ISAAC CANADA, Paul Shepson, Jonathan Slade, University of California, San Diego

     Abstract Number: 385
     Working Group: Aerosol Chemistry

Abstract
Organic nitrates (RONO2) produced during the oxidation of VOCs in the presence of nitrogen oxides (NOx=NO+NO2) limit ozone production by sequestering NOx and contribute to secondary organic aerosol (SOA) formation. While forested environments represent the largest source of biogenic VOC emissions, and biogenic SOA is the most abundant source of OA in the atmosphere, the formation of biogenic-derived RONO2 is poorly understood with sparse measurements. Here, we present modeling results of RONO2 and compare to measured RONO2 sampled in a mixed deciduous/coniferous forest in northern Michigan during the summer of 2016. During that study, concentrations of hydroxylated RONO­2 (HORONO2) resulting from the oxidation of isoprene (IN) and monoterpenes (MTN) were quantified over multiple daily cycles.
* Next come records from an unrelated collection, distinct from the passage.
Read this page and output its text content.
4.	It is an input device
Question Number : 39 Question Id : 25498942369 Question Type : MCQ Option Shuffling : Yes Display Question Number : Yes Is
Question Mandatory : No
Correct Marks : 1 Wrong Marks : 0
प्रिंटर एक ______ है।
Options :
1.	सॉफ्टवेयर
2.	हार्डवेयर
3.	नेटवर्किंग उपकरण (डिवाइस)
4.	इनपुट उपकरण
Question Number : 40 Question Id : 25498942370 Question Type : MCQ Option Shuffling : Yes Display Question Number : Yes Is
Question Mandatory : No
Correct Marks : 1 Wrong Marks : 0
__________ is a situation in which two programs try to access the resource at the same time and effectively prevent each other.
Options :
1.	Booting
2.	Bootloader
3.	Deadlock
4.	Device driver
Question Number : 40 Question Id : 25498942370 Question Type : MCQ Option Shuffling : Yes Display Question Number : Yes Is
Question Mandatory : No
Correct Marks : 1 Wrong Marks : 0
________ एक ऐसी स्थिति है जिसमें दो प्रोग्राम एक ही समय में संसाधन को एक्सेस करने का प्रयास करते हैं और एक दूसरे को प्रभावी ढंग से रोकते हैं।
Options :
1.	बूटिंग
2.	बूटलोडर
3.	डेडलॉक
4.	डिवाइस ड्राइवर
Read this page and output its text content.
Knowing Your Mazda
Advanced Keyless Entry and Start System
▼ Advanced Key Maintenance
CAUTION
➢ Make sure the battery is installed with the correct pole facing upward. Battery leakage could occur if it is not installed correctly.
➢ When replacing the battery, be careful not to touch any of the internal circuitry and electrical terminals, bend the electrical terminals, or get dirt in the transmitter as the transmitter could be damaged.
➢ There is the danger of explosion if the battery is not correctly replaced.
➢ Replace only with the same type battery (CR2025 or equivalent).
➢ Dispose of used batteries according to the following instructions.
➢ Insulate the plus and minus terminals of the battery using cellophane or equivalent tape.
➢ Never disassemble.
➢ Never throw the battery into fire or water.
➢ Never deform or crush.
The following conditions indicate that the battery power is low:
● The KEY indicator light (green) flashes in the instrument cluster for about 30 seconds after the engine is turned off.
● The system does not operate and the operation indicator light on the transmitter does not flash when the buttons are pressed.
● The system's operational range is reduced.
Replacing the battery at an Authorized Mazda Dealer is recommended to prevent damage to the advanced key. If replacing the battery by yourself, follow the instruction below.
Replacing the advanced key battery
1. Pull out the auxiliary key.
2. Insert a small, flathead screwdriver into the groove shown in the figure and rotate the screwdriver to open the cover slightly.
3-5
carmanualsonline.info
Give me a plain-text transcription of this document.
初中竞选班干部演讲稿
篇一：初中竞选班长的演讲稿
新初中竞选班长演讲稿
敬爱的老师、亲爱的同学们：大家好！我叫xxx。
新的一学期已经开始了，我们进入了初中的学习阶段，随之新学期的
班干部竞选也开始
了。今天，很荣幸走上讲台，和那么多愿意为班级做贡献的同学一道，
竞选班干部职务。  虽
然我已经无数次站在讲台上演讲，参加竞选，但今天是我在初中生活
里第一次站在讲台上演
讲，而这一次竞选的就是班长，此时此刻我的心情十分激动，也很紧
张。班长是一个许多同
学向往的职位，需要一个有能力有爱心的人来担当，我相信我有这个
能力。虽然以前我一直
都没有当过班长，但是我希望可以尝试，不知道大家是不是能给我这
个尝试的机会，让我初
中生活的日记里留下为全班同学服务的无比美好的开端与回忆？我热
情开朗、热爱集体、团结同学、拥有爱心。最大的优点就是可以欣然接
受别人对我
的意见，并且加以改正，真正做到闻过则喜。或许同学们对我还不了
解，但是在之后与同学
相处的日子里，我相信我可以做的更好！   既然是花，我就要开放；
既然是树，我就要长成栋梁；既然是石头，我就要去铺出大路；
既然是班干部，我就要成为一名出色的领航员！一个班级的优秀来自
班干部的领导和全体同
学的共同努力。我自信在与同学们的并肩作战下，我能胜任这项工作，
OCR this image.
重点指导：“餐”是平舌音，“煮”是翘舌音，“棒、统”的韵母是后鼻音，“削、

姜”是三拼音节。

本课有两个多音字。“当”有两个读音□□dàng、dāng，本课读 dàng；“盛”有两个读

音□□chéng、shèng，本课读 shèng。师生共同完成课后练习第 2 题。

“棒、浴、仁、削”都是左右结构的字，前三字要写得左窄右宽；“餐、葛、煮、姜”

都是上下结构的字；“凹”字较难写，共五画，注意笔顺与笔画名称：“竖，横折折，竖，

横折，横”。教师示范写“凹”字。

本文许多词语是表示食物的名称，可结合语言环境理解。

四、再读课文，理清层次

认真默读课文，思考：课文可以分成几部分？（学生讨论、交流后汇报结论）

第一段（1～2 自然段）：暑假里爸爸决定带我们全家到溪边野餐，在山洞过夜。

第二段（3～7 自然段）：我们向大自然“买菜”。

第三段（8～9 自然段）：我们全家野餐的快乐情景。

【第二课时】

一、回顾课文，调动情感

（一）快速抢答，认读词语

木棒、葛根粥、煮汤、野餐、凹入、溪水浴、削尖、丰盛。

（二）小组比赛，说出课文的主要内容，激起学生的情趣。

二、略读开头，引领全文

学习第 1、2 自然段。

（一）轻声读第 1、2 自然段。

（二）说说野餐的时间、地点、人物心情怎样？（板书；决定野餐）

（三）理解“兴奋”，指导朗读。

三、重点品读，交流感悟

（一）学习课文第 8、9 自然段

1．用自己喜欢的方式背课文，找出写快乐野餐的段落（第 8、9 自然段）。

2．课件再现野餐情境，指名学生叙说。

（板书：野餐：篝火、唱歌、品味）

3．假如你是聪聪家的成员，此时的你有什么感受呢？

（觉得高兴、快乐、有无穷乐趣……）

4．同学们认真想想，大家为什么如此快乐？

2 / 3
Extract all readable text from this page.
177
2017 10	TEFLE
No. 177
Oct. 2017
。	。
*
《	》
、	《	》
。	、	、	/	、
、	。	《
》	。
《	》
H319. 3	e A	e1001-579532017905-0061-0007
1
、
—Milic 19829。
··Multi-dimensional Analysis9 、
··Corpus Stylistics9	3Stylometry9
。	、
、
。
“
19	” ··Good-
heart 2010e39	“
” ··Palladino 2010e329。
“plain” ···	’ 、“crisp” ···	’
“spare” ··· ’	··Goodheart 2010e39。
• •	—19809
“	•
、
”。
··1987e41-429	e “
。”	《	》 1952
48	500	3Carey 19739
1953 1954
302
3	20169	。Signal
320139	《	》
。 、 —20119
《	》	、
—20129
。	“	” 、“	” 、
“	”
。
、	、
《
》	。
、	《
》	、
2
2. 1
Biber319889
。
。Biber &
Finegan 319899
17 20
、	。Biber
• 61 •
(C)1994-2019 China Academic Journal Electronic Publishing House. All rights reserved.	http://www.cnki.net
We apply a 0-D chemical kinetics box model using the Master Chemical Mechanism constrained by measured species and compare our results to those measured. Our results demonstrate the importance of deposition processes, including HORONO2 uptake and loss to the aerosol phase. The results indicate that without aerosol mass, the model overpredicts daytime IN and MTN by close to a factor of two, especially in the early afternoon when aerosol number concentrations are highest. Including depositional loss of IN and MTN to the available aerosol mass as a function of time results in better agreement between the modeled and measured concentrations. These results emphasize the importance of RONO2 multiphase chemistry and likely hydrolysis of HORONO2 in biogenic SOA particles in controlling the NOx and thus ozone budgets in forested environments.